Me voici présentant — aux antipodes de mon travail — les œuvres d’Albert Chubac. J’ai écrit jadis que pour un plasticien, s’exprimer à propos d’une autre pratique plastique, c’est d’abord tenter d’élucider sa propre démarche. Toutefois, — pour ne référer qu’aux derniers prétextes à réflexion— je remarque que de Carmelo Arden-Quin à Jean-François Dubreuil ou Pascal Mahou, de Max Charvolen à Pignon Ernest, de Michèle Brondello à Jacques Villeglé ou, enfin, Albert Chubac, ce sont plutôt ceux qui s’éloignent, s’individualisent, et donc sont les moins capables d’une ressemblance à mon projet, qui m’ont davantage attiré. Ceux qui ne sont pas inscrits dans un courant, un mouvement défini, ou alors n’en frôlent que la marge extrême. Et pour en revenir à mon propos actuel — Albert Chubac— je dirais que lui aussi ne s’assimile à aucun groupe, qu’il n’est en fin de compte totalement soluble en aucun mouvement pictural.
Peintre ou sculpteur, Albert Chubac ? Qu’on l’écoute parler de ses œuvres, on l’entend modestement dire : mes "petits" collages, mes "bricoles", mes "objets", l’une de mes "choses". Ni peintures, ni sculptures donc ?
Disons tout de même sculpteur.
Sculpteur peut-être, mais alors ce sont les couleurs qu’il sculpte. Ou encore un espace pris dans la parenthèse de ses couleurs, des rapports nets de couleurs pures. Oeuvres gaies, mais d’une gaieté que je dirais mate, (sans effets de miroir ! ), c’est à dire sans illusions. A tous les sens du mot : sans suggérer, derrière, autre chose que ce qui est ce morceau de jaune à côté de ce bloc de rouge, cette roue de bleu ou ce cube orangé, ou encore ce fil ténu qui va de l’un à l’autre élément : propositions austères, au fond, sans dire au-delà de la suffisante et modeste limite d’un pari quotidien.
Cet art, on a souvent pu le dire ludique. A jouer, on pense alors "pour les enfants". Soit, accordons que ce serait pour l’enfance, la nôtre, celle conservée de l’âge adulte, mais sans doute comme l’est ... la mathématique, de la table de multiplication à la résolution des intégrales.

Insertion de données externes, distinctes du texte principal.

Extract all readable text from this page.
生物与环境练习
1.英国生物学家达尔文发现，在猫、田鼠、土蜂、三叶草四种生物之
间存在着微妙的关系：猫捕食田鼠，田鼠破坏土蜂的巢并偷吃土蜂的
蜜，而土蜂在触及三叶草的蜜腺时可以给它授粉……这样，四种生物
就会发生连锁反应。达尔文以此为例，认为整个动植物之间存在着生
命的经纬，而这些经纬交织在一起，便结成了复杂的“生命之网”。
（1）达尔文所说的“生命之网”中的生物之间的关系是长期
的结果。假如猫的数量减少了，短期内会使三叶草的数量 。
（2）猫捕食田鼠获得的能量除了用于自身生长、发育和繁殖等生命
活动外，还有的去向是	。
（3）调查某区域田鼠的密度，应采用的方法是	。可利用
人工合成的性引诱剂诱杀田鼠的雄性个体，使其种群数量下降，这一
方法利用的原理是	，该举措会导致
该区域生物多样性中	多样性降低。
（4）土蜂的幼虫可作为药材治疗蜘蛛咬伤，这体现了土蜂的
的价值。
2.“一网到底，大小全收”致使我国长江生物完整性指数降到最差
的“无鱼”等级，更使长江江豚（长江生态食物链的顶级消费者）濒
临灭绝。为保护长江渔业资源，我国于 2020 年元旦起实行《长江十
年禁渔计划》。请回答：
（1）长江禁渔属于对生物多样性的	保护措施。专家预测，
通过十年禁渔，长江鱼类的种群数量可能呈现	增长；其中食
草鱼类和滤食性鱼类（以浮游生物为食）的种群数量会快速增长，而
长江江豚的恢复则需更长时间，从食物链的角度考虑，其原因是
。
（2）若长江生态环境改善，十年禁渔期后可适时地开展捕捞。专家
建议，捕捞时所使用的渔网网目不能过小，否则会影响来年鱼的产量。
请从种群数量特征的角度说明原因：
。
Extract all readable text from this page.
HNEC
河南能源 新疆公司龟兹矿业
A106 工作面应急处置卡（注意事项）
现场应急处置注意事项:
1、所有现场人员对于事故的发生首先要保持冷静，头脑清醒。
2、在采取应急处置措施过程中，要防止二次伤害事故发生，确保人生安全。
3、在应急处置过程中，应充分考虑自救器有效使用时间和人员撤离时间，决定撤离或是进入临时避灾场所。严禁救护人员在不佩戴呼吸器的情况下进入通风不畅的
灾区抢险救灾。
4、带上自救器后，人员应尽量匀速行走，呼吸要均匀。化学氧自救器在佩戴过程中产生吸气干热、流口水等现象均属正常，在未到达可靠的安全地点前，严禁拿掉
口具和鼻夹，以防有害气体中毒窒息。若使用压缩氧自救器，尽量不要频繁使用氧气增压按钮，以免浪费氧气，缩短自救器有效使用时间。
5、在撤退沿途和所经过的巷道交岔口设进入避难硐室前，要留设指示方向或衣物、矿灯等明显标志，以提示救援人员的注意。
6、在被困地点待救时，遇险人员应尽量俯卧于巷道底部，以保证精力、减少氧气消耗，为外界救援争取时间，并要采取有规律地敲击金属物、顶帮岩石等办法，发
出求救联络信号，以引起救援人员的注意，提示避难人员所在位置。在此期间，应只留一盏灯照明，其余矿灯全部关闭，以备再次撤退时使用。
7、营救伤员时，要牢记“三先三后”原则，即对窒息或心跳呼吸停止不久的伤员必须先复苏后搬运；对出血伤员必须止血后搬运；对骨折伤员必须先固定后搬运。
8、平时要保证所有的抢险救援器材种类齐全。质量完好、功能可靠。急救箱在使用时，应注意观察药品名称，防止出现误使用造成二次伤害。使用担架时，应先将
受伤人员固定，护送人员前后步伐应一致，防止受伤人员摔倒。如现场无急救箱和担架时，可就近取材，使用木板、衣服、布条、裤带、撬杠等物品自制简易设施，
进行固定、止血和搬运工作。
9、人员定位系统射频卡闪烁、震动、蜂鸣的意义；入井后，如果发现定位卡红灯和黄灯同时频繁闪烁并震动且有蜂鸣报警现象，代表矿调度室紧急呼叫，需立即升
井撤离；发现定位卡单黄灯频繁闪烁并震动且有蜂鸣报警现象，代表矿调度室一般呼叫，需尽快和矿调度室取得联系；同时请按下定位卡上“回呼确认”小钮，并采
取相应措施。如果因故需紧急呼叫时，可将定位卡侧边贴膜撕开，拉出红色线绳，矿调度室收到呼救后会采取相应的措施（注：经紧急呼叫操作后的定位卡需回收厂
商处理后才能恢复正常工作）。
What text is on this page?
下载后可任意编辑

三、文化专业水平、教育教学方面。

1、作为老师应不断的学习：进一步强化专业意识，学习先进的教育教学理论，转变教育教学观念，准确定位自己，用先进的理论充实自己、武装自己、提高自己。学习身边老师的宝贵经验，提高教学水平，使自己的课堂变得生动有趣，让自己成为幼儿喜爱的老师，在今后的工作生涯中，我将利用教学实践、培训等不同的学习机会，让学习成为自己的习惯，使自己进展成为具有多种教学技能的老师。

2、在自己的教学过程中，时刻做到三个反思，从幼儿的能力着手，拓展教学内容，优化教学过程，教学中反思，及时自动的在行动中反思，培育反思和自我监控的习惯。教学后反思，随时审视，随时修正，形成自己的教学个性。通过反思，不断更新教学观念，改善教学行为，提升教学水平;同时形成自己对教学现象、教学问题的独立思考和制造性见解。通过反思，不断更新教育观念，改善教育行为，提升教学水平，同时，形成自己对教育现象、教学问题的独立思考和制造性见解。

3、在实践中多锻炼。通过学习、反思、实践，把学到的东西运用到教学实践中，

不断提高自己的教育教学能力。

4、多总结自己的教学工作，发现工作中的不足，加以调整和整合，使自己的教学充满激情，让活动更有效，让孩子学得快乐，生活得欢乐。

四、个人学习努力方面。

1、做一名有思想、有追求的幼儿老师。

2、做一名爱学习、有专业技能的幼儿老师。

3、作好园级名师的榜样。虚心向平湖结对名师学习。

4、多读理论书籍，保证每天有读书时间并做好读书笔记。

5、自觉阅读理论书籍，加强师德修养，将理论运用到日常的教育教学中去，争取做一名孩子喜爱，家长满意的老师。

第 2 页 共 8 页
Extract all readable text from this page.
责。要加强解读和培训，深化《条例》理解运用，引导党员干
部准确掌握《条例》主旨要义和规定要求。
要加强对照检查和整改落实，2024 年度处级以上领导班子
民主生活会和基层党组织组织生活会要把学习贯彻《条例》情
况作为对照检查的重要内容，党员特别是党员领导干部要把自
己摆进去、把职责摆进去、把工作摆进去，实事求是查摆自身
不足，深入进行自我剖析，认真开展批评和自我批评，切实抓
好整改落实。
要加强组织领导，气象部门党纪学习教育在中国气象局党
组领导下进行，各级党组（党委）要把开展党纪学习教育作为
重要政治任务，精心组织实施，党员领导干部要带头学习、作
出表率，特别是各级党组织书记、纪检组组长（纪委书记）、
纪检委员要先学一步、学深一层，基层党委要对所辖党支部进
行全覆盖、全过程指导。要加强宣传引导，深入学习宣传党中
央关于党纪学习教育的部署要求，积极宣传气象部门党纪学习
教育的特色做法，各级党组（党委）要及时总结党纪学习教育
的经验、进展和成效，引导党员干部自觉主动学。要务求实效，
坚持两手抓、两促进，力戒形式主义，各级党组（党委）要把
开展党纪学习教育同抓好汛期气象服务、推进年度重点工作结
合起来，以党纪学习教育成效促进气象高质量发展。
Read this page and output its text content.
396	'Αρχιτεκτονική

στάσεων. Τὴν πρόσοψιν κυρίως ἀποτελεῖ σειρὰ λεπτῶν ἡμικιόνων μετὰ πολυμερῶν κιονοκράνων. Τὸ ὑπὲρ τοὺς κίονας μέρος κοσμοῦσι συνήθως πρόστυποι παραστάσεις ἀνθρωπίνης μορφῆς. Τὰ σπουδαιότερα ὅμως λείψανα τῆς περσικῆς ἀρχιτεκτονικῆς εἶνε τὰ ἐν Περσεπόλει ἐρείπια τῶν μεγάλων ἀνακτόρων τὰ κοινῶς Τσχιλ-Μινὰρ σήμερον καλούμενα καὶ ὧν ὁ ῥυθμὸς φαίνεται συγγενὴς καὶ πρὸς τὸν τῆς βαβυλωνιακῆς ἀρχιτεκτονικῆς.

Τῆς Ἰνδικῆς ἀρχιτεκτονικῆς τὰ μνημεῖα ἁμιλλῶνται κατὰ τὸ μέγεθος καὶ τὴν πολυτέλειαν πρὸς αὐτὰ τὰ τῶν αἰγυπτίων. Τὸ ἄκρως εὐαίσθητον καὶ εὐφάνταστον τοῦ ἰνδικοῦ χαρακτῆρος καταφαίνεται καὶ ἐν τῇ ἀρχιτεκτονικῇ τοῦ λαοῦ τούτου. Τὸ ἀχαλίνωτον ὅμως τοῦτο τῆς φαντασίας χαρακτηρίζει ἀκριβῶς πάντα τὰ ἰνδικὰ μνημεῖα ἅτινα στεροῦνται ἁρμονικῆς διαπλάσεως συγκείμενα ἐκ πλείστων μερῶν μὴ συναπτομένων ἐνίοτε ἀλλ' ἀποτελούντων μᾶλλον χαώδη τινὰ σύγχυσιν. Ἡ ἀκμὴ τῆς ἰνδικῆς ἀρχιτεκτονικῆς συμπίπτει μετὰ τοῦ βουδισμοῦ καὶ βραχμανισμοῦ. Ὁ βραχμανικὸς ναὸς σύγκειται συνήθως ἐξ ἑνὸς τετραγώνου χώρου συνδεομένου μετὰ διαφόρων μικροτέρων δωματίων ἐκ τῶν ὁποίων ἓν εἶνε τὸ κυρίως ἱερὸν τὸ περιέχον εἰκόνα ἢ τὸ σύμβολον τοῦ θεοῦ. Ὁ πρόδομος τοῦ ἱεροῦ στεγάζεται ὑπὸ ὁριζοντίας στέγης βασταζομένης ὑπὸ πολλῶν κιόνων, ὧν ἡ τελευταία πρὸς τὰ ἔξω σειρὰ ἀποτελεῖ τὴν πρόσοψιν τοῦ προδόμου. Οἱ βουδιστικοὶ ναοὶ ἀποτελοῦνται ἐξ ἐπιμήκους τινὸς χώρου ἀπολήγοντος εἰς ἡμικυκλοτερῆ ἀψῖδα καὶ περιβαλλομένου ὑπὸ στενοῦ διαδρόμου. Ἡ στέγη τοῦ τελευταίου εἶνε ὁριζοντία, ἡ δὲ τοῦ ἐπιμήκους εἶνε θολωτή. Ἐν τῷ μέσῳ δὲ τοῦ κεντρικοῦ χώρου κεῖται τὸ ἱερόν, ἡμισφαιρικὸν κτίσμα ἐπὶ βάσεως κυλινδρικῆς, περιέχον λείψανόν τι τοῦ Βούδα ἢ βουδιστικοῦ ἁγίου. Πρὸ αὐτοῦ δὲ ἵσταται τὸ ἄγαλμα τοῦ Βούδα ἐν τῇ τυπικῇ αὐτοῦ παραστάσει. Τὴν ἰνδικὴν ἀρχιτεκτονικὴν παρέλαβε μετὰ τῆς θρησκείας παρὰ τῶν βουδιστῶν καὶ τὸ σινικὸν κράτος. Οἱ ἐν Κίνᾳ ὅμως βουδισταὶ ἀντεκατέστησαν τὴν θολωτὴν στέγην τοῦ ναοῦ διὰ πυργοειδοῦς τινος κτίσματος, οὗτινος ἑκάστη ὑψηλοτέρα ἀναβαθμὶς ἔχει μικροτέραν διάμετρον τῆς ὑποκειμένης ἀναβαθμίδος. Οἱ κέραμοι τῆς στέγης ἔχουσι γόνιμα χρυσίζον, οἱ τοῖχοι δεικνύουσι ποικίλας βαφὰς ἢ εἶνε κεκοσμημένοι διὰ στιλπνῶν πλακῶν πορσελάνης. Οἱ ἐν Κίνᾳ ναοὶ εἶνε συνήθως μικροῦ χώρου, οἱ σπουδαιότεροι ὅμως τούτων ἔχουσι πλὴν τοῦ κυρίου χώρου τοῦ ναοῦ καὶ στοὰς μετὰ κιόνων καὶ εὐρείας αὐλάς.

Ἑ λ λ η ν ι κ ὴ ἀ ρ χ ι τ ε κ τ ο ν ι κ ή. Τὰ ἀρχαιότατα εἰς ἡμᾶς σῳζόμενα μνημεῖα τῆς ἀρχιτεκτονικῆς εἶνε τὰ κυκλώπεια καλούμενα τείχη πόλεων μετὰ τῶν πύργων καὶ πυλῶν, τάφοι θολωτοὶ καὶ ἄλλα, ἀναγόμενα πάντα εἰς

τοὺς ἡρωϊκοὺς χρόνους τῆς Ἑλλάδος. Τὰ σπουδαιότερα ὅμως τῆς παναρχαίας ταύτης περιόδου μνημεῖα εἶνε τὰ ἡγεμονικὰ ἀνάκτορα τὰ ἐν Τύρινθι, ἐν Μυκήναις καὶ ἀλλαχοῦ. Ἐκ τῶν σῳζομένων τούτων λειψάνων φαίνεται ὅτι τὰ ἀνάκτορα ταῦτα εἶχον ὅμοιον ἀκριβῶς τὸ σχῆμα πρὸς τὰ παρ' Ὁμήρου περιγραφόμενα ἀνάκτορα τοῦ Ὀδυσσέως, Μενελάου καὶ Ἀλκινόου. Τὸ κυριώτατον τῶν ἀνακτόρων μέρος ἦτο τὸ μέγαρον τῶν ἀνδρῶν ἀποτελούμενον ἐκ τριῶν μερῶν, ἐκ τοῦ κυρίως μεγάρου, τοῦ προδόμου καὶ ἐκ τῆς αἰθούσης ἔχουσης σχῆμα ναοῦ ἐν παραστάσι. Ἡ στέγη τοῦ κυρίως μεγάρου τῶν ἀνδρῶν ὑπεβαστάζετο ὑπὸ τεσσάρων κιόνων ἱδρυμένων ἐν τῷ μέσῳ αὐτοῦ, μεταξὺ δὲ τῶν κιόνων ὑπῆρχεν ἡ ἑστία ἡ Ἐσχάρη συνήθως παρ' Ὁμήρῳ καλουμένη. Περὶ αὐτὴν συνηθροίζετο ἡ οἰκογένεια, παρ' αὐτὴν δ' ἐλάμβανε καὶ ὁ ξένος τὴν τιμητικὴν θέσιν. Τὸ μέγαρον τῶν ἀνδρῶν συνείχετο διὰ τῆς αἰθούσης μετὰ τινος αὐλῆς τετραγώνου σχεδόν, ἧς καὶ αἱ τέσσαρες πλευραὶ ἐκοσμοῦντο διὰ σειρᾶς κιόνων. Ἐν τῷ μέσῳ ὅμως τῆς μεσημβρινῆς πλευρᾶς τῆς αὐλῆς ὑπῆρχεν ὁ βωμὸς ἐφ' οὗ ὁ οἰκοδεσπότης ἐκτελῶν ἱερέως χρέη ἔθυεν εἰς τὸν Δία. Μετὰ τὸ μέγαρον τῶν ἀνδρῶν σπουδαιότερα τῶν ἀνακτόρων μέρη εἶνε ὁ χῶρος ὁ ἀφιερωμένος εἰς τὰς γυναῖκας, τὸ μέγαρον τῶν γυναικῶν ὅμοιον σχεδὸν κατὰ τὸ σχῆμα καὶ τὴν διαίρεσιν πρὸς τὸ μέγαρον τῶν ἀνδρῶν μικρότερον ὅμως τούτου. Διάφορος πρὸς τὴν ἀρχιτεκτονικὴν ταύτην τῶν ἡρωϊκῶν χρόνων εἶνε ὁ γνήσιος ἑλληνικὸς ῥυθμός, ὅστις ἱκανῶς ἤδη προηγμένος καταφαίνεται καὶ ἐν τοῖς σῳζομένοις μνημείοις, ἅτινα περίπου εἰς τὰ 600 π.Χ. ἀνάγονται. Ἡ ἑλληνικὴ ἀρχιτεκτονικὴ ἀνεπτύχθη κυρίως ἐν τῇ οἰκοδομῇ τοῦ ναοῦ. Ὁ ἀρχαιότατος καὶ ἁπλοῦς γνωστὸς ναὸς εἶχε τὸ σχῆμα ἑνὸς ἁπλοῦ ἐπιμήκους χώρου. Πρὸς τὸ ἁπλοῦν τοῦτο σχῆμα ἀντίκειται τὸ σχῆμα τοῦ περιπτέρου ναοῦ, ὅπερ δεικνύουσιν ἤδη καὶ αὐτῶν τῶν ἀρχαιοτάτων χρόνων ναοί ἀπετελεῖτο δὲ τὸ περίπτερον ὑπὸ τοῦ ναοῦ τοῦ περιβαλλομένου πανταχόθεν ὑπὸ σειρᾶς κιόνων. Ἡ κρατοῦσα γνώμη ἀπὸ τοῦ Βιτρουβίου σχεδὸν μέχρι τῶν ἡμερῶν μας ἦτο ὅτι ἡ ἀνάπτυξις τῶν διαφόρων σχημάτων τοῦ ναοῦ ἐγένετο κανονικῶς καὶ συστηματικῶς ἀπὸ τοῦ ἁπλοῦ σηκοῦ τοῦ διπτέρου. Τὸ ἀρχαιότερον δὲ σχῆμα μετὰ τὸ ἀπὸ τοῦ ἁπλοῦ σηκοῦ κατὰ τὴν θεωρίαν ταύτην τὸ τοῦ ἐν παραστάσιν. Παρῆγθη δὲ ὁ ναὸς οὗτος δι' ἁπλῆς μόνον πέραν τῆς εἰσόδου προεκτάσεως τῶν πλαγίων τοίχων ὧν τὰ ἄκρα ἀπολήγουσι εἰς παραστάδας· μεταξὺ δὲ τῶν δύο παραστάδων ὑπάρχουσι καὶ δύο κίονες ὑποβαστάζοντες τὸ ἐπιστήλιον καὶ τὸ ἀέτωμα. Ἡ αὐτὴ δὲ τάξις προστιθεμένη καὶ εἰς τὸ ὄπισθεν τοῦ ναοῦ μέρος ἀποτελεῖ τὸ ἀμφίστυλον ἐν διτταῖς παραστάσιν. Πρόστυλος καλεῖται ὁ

Art austère donc, avec ses couleurs lumineuses ; et rigoureux, tant il est vrai que parvenir à ce dépouillement nécessite élaboration en un parcours complexe. Cinquante ans de "bricolages" et de contemplation, pour aboutir à ce dépouillement, ce déséquilibre qui au dernier instant du regard se rétablit en cette inébranlable stabilité qu’on ne peut plus déplacer que pour permuter au même. Et Robert Pinget, parlant de ses "objets colorés qui refusent de se laisser peindre", a pu écrire à propos d’Albert Chubac : "C’est lui en définitive qui a triomphé de la peinture".